Buglife is working in collaboration with scientists from the University of Oxford, the University of Southampton, and the Species Recovery Trust to search for one of the UK’s most elusive insects – the New Forest cicada at key locations managed by the Forestry Commission. This mysterious little critter hasn’t been sighted in the UK for well over 15 years and is highly endangered!
Cicadas spend around seven years under ground as a nymph, before the adults emerge and are active for 2-4 weeks between late May to mid July. Male cicadas fly up into the trees where they sing to attract a mate, however these fair weather loving insects will only sing on warm, sunny, still days. The frequency that the cicada sings at is so high that it is very hard for humans to hear.
Over the last few years, insect experts from Buglife and Species Recovery Trust have conducted extensive searches for the cicada across the New Forest and have highlighted the areas where this insect is most likely to be found. This summer over 100 tiny acoustic cicada detectors, developed in Oxford and Southampton, will be deployed across the forest in key locations between May and July.

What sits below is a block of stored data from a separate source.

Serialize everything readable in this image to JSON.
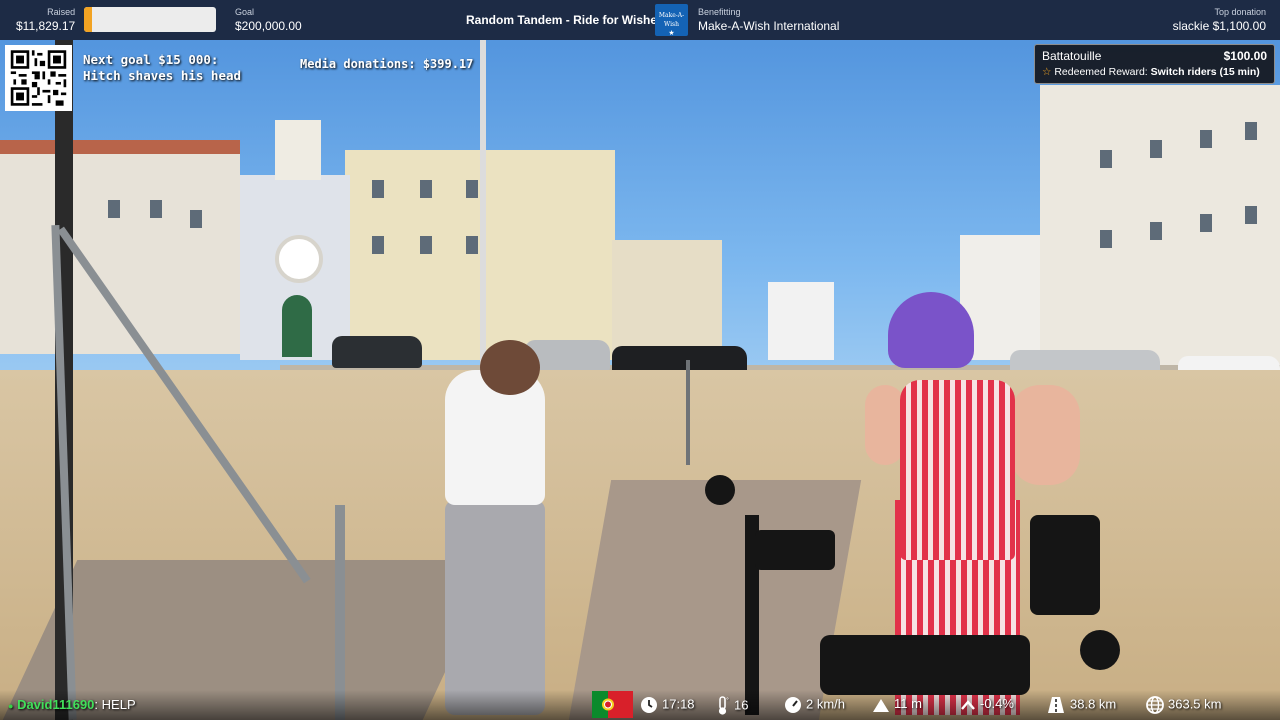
{
  "topbar": {
    "raised": {
      "label": "Raised",
      "value": "$11,829.17"
    },
    "goal": {
      "label": "Goal",
      "value": "$200,000.00"
    },
    "progress_fraction": 0.059,
    "title": "Random Tandem - Ride for Wishes",
    "logo_text": "Make-A-Wish",
    "benefitting": {
      "label": "Benefitting",
      "value": "Make-A-Wish International"
    },
    "top_donation": {
      "label": "Top donation",
      "value": "slackie $1,100.00"
    }
  },
  "overlay": {
    "next_goal": "Next goal $15 000: Hitch shaves his head",
    "media_donations": "Media donations: $399.17"
  },
  "alert": {
    "user": "Battatouille",
    "amount": "$100.00",
    "prefix": "Redeemed Reward:",
    "reward": "Switch riders (15 min)"
  },
  "chat": {
    "user": "David111690",
    "message": "HELP"
  },
  "telemetry": {
    "time": "17:18",
    "temperature": "16",
    "speed": "2 km/h",
    "altitude": "11 m",
    "grade": "-0.4%",
    "trip_distance": "38.8 km",
    "total_distance": "363.5 km"
  },
  "icons": {
    "flag": "portugal-flag-icon",
    "time": "clock-icon",
    "temperature": "thermometer-icon",
    "speed": "speedometer-icon",
    "altitude": "mountain-icon",
    "grade": "chevron-up-icon",
    "trip": "road-icon",
    "total": "globe-icon"
  },
  "colors": {
    "topbar_bg": "#1d2b45",
    "progress_fill": "#f2a323",
    "chat_user": "#41e05a",
    "reward_star": "#f5a623"
  }
}
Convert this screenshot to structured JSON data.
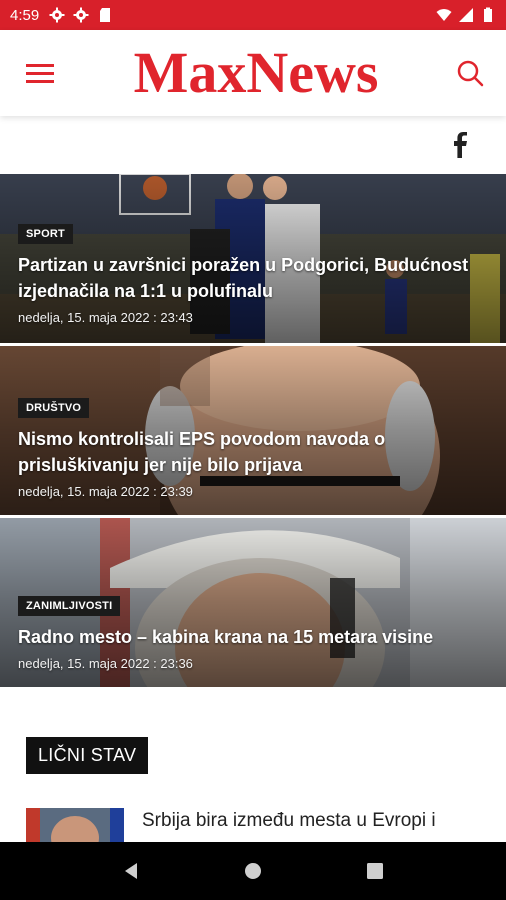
{
  "status_bar": {
    "time": "4:59",
    "icons_left": [
      "gear-icon",
      "gear-icon",
      "sd-card-icon"
    ],
    "icons_right": [
      "wifi-icon",
      "signal-icon",
      "battery-icon"
    ],
    "color": "#d8202a"
  },
  "header": {
    "logo_text": "MaxNews",
    "logo_color": "#e0252d",
    "menu_icon": "hamburger-menu-icon",
    "search_icon": "search-icon"
  },
  "social": {
    "icon": "facebook-icon"
  },
  "articles": [
    {
      "category": "SPORT",
      "title": "Partizan u završnici poražen u Podgorici, Budućnost izjednačila na 1:1 u polufinalu",
      "date": "nedelja, 15. maja 2022 : 23:43"
    },
    {
      "category": "DRUŠTVO",
      "title": "Nismo kontrolisali EPS povodom navoda o prisluškivanju jer nije bilo prijava",
      "date": "nedelja, 15. maja 2022 : 23:39"
    },
    {
      "category": "ZANIMLJIVOSTI",
      "title": "Radno mesto – kabina krana na 15 metara visine",
      "date": "nedelja, 15. maja 2022 : 23:36"
    }
  ],
  "opinion": {
    "section_label": "LIČNI STAV",
    "items": [
      {
        "title": "Srbija bira između mesta u Evropi i"
      }
    ]
  },
  "nav_bar": {
    "back_icon": "back-triangle-icon",
    "home_icon": "home-circle-icon",
    "recents_icon": "recents-square-icon"
  }
}
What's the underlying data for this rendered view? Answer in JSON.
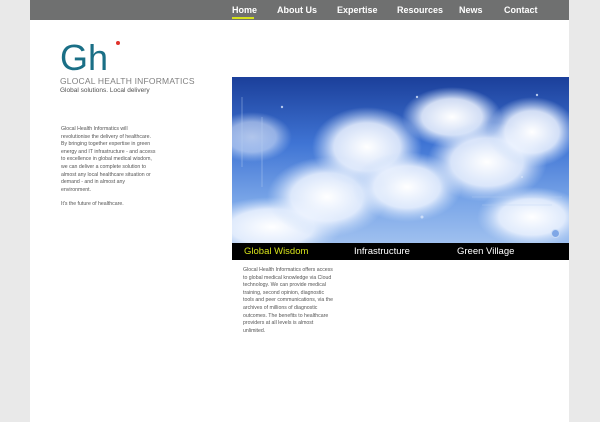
{
  "nav": {
    "items": [
      {
        "label": "Home",
        "active": true
      },
      {
        "label": "About Us"
      },
      {
        "label": "Expertise"
      },
      {
        "label": "Resources"
      },
      {
        "label": "News"
      },
      {
        "label": "Contact"
      }
    ]
  },
  "brand": {
    "logo_text": "Gh",
    "name": "GLOCAL HEALTH INFORMATICS",
    "tagline": "Global solutions. Local delivery"
  },
  "intro": {
    "paragraph": "Glocal Health Informatics will revolutionise the delivery of healthcare. By bringing together expertise in green energy and IT infrastructure - and access to excellence in global medical wisdom, we can deliver a complete solution to almost any local healthcare situation or demand - and in almost any environment.",
    "closing": "It's the future of healthcare."
  },
  "tabs": [
    {
      "label": "Global Wisdom",
      "active": true
    },
    {
      "label": "Infrastructure"
    },
    {
      "label": "Green Village"
    }
  ],
  "content": {
    "description": "Glocal Health Informatics offers access to global medical knowledge via Cloud technology. We can provide medical training, second opinion, diagnostic tools and peer communications, via the archives of millions of diagnostic outcomes. The benefits to healthcare providers at all levels is almost unlimited."
  },
  "colors": {
    "nav_bg": "#6f7070",
    "accent": "#d6e21a",
    "logo_teal": "#1a6f86",
    "logo_dot": "#e0322b",
    "tab_bar": "#000000"
  }
}
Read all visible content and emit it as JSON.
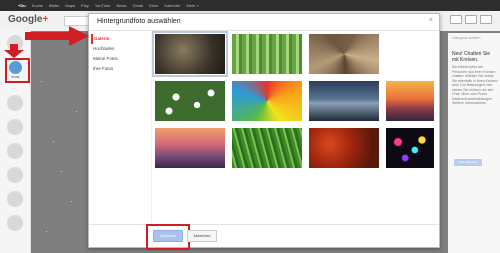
{
  "topnav": {
    "items": [
      "+Du",
      "Suche",
      "Bilder",
      "Maps",
      "Play",
      "YouTube",
      "News",
      "Gmail",
      "Drive",
      "Kalender",
      "Mehr »"
    ],
    "active_index": 0
  },
  "header": {
    "logo_text": "Google",
    "logo_plus": "+"
  },
  "rail": {
    "profile_label": "Profil"
  },
  "right_panel": {
    "title": "Hangout starten",
    "heading": "Neu! Chatten Sie mit Kreisen.",
    "body": "Sie können jetzt mit Personen aus Ihren Kreisen chatten. Wählen Sie selbst Sie ebenfalls in Ihren Kreisen sind. Um festzulegen, wer sieben Sie einfach nur den Chat. Mehr zum Punkt Datenschutzeinstellungen. Weitere Informationen",
    "button": "Chat aktivieren"
  },
  "dialog": {
    "title": "Hintergrundfoto auswählen",
    "close": "×",
    "nav": [
      "Galerie",
      "Hochladen",
      "Meine Fotos",
      "Ihre Fotos"
    ],
    "active_nav": 0,
    "footer": {
      "save": "Speichern",
      "cancel": "Abbrechen"
    }
  },
  "colors": {
    "highlight_red": "#d01e24",
    "accent_red": "#dd4b39",
    "primary_blue": "#a9c2ec"
  }
}
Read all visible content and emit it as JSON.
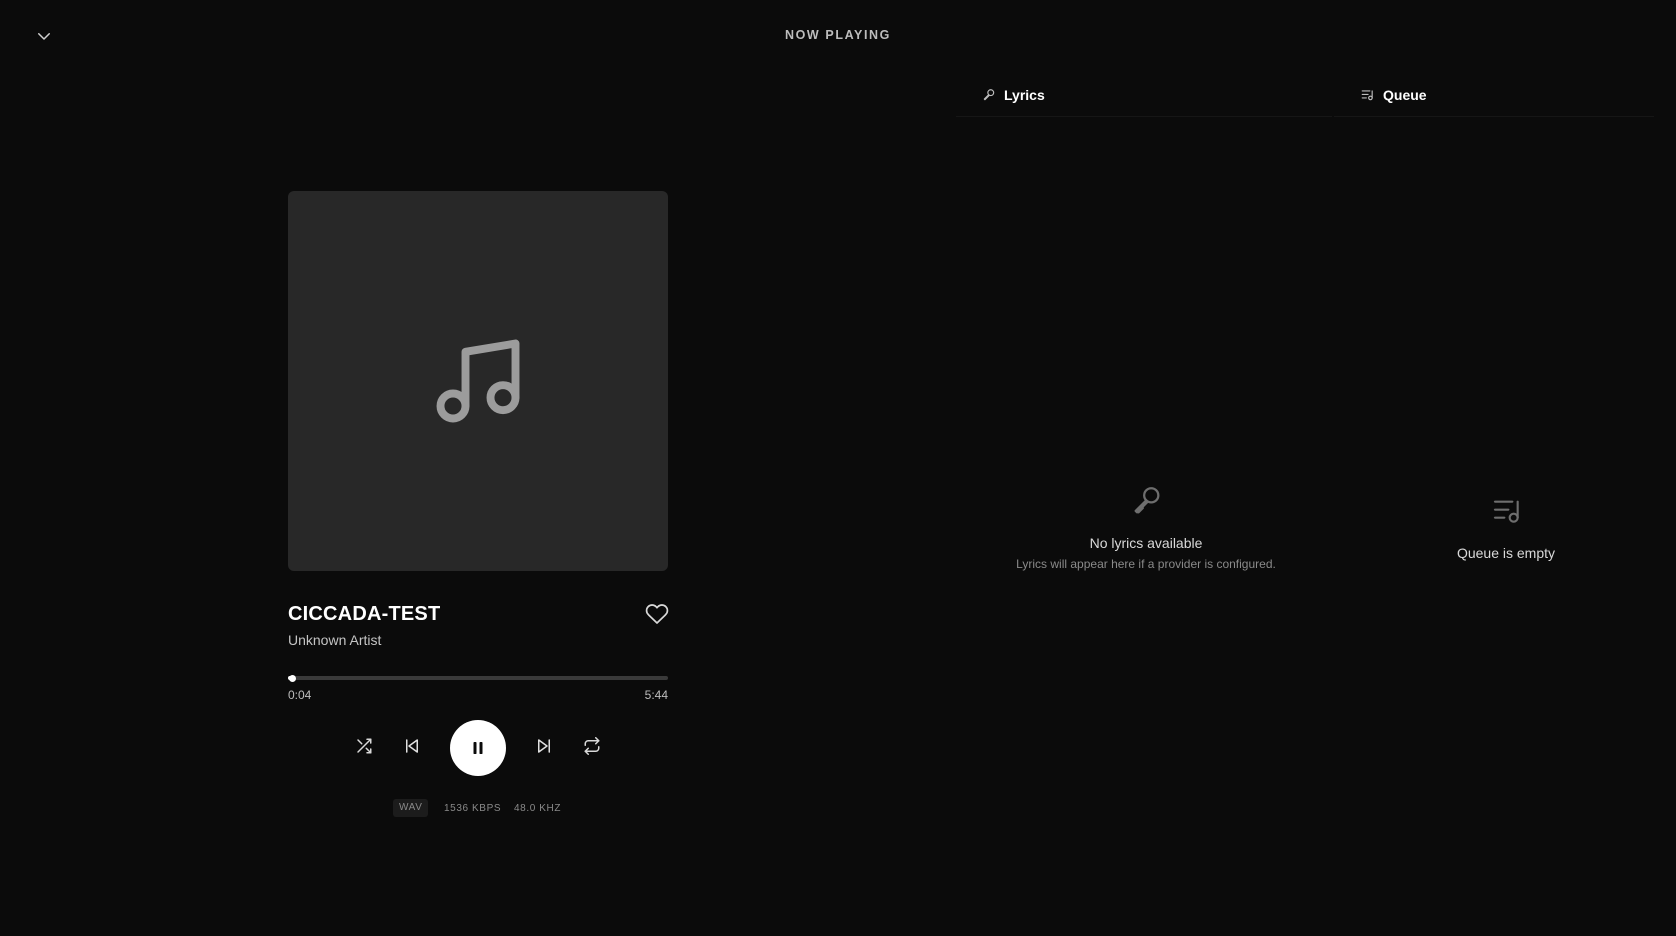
{
  "header": {
    "title": "NOW PLAYING",
    "collapse_icon": "chevron-down-icon"
  },
  "track": {
    "title": "CICCADA-TEST",
    "artist": "Unknown Artist",
    "artwork_icon": "music-note-icon",
    "favorite_icon": "heart-outline-icon"
  },
  "playback": {
    "elapsed": "0:04",
    "duration": "5:44",
    "progress_fraction": 0.0116,
    "state": "playing"
  },
  "controls": {
    "shuffle_icon": "shuffle-icon",
    "previous_icon": "skip-previous-icon",
    "play_pause_icon": "pause-icon",
    "next_icon": "skip-next-icon",
    "repeat_icon": "repeat-icon"
  },
  "audio_info": {
    "format": "WAV",
    "bitrate": "1536 KBPS",
    "sample_rate": "48.0 KHZ"
  },
  "tabs": [
    {
      "label": "Lyrics",
      "icon": "microphone-icon"
    },
    {
      "label": "Queue",
      "icon": "queue-icon"
    }
  ],
  "lyrics": {
    "empty_title": "No lyrics available",
    "empty_subtitle": "Lyrics will appear here if a provider is configured."
  },
  "queue": {
    "empty_title": "Queue is empty"
  },
  "colors": {
    "background": "#0b0b0b",
    "artwork_bg": "#282828",
    "accent": "#ffffff",
    "muted_text": "#8a8a8a"
  }
}
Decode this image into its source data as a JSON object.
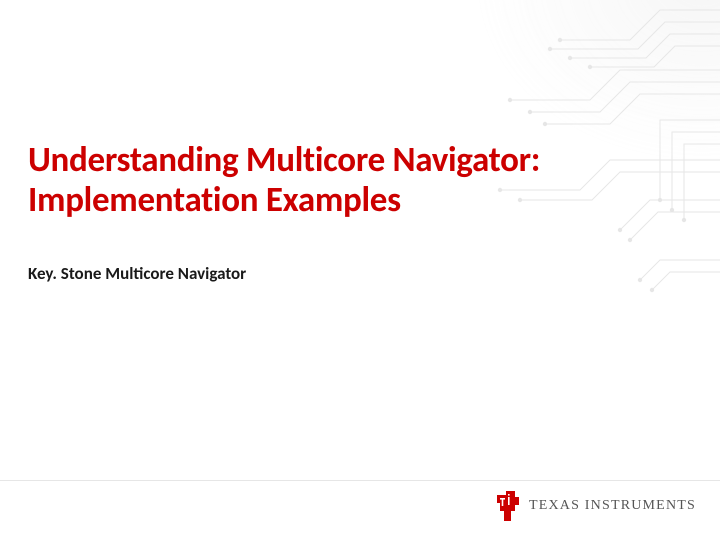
{
  "title": "Understanding Multicore Navigator: Implementation Examples",
  "subtitle": "Key. Stone Multicore Navigator",
  "footer": {
    "company": "TEXAS INSTRUMENTS"
  },
  "colors": {
    "title": "#cc0000",
    "logo": "#cc0000",
    "subtitle": "#1a1a1a",
    "company_text": "#555555"
  }
}
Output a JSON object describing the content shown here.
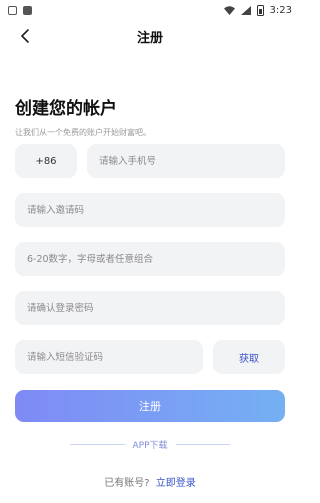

“Our new cicada detectors allow us to continuously monitor areas where we think the cicada may be present, automatically detecting and recording its high frequency song,” said Prof. Alex Rogers of the University of Oxford.
Dr Sarah Henshall, Lead Invertebrate Ecologist for Buglife said that “the New Forest is a large and diverse area, we are optimistic that the New Forest cicada is hanging on in a rarely visited part of the Forest. Using both this new technology, and help from the public using the previously launched CicadaHunt smartphone app, we are hopeful we can find the UK’s only native species of cicada.”
We are calling on members of the public visiting the New Forest to join the search by downloading the app and conducting their own survey http://www.newforestcicada.info/ . We have produced a map highlighting we thing there is the greatest chance of find a cicada.
Dominic Price, Director of the Species Recovery Trust, said: “The New Forest Cicada is proving incredibly elusive to track down, giving us real worries for its continuing survival. Hopefully this technology will enable us to re-find this remarkable insect.”
Jay Doyle, South District Forestry Commission Ecologist, said: “To rediscover the New Forest cicada in woodlands we manage would be fantastic news and this would make it possible for us to improve the cicada’s habitat.”